Now her father raised his dart. He held it flat, with the thrower resting on his shoulder, his hand just behind his ear. Then, with savage force, his entire lean body whipping forward, he thrust at the dart. Longtusk saw the thin shaft bow into a curve, and then spring away from Bedrock, as if it was a live thing, hissing through the air.

The hard quartz tip shone like a falling star as it flew at the rhino. The dart hit beneath the rhino’s rib cage — exactly where it could do most damage.

The dart point had been designed and made by master craftsmen for its purpose. It was long, sharp and did not split off or shatter on first impact. Instead it drove itself through the rhino’s hair and layers of hide and fat, embedding itself in the soft, warm organs within.

The rhino screeched, his voice strangely high for such an immense animal. Longtusk could smell the sharp metallic tang of the blood which spurted crimson from the wound, and black fluid oozed from the rhino’s lips.

But still, with awesome willpower, the rhino ran on. The pain must have been agonizing as the dangling, twisting spear ripped at the wound, widening it further and deepening the internal injury.

Now another mastodont bearing a young, keen-eyed hunter called Bareface drew alongside the rhino. The hunter took careful aim and hurled his dart — not at the rhino’s injured torso, but at his hind legs.

The dark sliced through fur and flesh. The rhino fell flat on the ground and rolled over, snapping off the dart that protruded from his side.

Still defiant, the rhino tried to rise. But his hind leg dangled uselessly, pumping blood, and he fell again in dirt already soaked with his own blood. Urine and dung gushed, liquid, adding to the mess in the dirt.

The mastodonts halted. The Fireheads jumped down, approaching the rhino warily.

The rhino thrashed in the dirt and bellowed his rage, slashing the air with his long horn. But he was already mortally wounded; a spray of red-black liquid shot from his mouth.
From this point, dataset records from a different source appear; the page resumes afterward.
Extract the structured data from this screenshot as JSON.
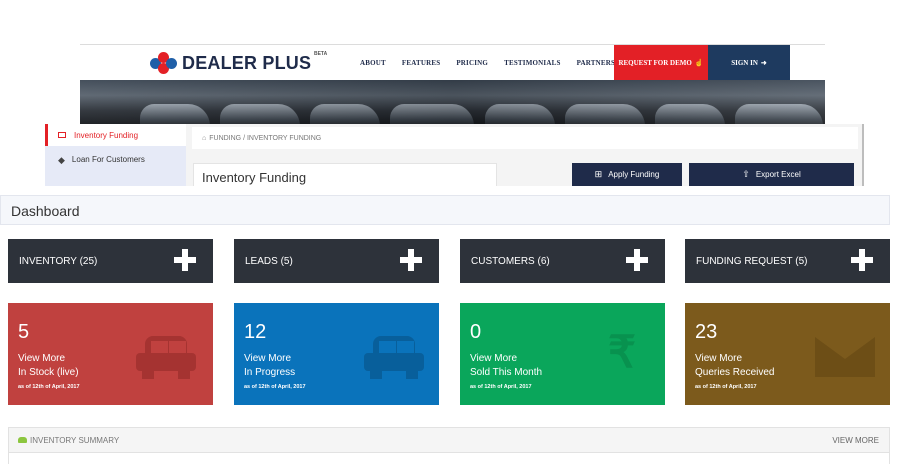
{
  "site": {
    "logo_text": "DEALER PLUS",
    "logo_beta": "BETA",
    "nav": [
      "ABOUT",
      "FEATURES",
      "PRICING",
      "TESTIMONIALS",
      "PARTNERS"
    ],
    "demo_label": "REQUEST FOR DEMO",
    "signin_label": "SIGN IN"
  },
  "sidebar": {
    "active_item": "Inventory Funding",
    "item": "Loan For Customers"
  },
  "inner": {
    "breadcrumb": "FUNDING / INVENTORY FUNDING",
    "title": "Inventory Funding",
    "apply_button": "Apply Funding",
    "export_button": "Export Excel"
  },
  "dashboard": {
    "title": "Dashboard",
    "tiles": [
      {
        "label": "INVENTORY (25)"
      },
      {
        "label": "LEADS (5)"
      },
      {
        "label": "CUSTOMERS (6)"
      },
      {
        "label": "FUNDING REQUEST (5)"
      }
    ],
    "stats": [
      {
        "value": "5",
        "view_more": "View More",
        "subtitle": "In Stock (live)",
        "asof": "as of 12th of April, 2017",
        "color": "#c0413f",
        "icon": "car-icon"
      },
      {
        "value": "12",
        "view_more": "View More",
        "subtitle": "In Progress",
        "asof": "as of 12th of April, 2017",
        "color": "#0a73bb",
        "icon": "car-icon"
      },
      {
        "value": "0",
        "view_more": "View More",
        "subtitle": "Sold This Month",
        "asof": "as of 12th of April, 2017",
        "color": "#0aa65b",
        "icon": "rupee-icon"
      },
      {
        "value": "23",
        "view_more": "View More",
        "subtitle": "Queries Received",
        "asof": "as of 12th of April, 2017",
        "color": "#7c5a1c",
        "icon": "envelope-icon"
      }
    ]
  },
  "summary": {
    "title": "INVENTORY SUMMARY",
    "view_more": "VIEW MORE"
  },
  "colors": {
    "brand_red": "#e32026",
    "brand_navy": "#1f2b4a",
    "tile_dark": "#2d323a"
  }
}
Defying the swings of that cruel horn, Bedrock leaped nimbly onto the rhino’s broad back, grabbing great pawfuls of fur. With grim determination, already covered in dirt and blood, Bedrock crawled forward until he reached the base of the rhino’s neck. Then he pulled from his belt a long, sharp chisel of rock. Defying the thrashings of the rhino, he stabbed the chisel into the creature’s flesh, at the top of his spine. Then he produced a hammer rock from his belt.